A book I own contains the following fully grammatical sentence:
Buffalo buffalo Buffalo buffalo buffalo buffalo Buffalo buffalo.
My friend Susan was the only one who immediately asked, “Where’s the verb?” One of my students reacted the way I did when I first saw the sentence: “Why do you have 8 buffaloes in a row?”
Think equivocation and focus on the verb(s). The sentence follows the following pattern:
Dogs dogs bite bite dogs.
What’s the translation? How did you reach it? Did you get mad? Why or why not?
“A book I own contains the following passage.”
The finite verbs in the above sentence are “(I) own” and “(A book) contains.” Two finite verbs means you have two clauses – what is the logical relationship between them?
“A book…contains the following passage.”
Which book?
Oh – “(the one that) I own.” This relative clause modifies the subject of the main clause.
You have a similar structure in the buffalo sentence.
I’ve been working on this for days, and I never want to see the damn word “buffalo” again. The very sound of it now makes my skin crawl. I also never knew it could be a verb.

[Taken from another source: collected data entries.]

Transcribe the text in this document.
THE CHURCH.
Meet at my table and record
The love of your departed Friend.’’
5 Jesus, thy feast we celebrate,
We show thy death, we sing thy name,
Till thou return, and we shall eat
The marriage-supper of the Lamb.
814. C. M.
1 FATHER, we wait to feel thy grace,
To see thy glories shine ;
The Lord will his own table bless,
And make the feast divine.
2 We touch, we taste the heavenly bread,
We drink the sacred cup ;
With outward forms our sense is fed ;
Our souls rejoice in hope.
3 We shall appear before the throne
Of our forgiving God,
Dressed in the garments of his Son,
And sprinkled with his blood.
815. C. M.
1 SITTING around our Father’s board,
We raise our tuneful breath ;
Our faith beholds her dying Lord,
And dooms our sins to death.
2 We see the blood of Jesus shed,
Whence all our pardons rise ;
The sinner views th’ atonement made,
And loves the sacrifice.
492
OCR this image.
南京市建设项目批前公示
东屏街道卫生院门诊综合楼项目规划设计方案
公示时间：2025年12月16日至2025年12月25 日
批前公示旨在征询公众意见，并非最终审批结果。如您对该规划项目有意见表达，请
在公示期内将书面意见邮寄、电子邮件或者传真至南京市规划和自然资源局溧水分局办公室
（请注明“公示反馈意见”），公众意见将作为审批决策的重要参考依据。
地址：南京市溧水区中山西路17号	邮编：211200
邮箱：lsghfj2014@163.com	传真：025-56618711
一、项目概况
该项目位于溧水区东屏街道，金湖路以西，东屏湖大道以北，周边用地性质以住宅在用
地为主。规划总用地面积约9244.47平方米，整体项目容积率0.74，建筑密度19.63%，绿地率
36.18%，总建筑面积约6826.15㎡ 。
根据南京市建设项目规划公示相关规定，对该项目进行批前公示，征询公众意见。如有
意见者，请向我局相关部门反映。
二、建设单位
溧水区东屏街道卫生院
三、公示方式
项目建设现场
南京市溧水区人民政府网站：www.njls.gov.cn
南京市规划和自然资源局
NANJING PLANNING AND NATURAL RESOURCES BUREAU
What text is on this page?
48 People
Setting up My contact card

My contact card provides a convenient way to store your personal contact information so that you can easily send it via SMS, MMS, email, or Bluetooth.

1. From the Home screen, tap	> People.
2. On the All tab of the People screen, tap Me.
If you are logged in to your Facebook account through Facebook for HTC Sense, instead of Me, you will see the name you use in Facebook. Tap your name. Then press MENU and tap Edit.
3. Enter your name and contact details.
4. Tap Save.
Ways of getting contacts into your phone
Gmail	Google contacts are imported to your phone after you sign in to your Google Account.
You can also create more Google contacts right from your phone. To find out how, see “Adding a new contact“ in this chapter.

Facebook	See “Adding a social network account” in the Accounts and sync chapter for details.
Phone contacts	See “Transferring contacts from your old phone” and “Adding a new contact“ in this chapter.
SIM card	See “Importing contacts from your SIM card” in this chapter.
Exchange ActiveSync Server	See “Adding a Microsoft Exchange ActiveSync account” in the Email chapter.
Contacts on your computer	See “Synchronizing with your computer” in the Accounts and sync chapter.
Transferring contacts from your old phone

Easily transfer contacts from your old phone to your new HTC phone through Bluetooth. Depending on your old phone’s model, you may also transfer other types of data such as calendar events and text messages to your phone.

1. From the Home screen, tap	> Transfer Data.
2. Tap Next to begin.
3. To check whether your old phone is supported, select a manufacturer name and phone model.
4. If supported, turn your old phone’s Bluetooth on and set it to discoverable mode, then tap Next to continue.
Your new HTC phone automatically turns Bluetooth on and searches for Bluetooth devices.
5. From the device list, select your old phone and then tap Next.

The big question for me was whether the first Buffalo was a proper name or not. You can’t tell based on the capitalization, because it would be capitalized either way. I take it as the city.
So…
Buffalo buffalo (the buffalo who live in Buffalo)
[whom] Buffalo buffalo buffalo
buffalo (main verb)
Buffalo buffalo. (Direct object.)
I.e.: Buffalo who live in Buffalo, whom buffalo living in Buffalo buffalo, buffalo buffalo who live in Buffalo.
And if that makes no sense, don’t buffalo me about it.
You did the buffalo the buffalo into a submission hold!
Hmm, riddles (linguistic or otherwise) another one of those things that are supposed to be fun but feel like work to me….luckily I’m comfortable being lazy.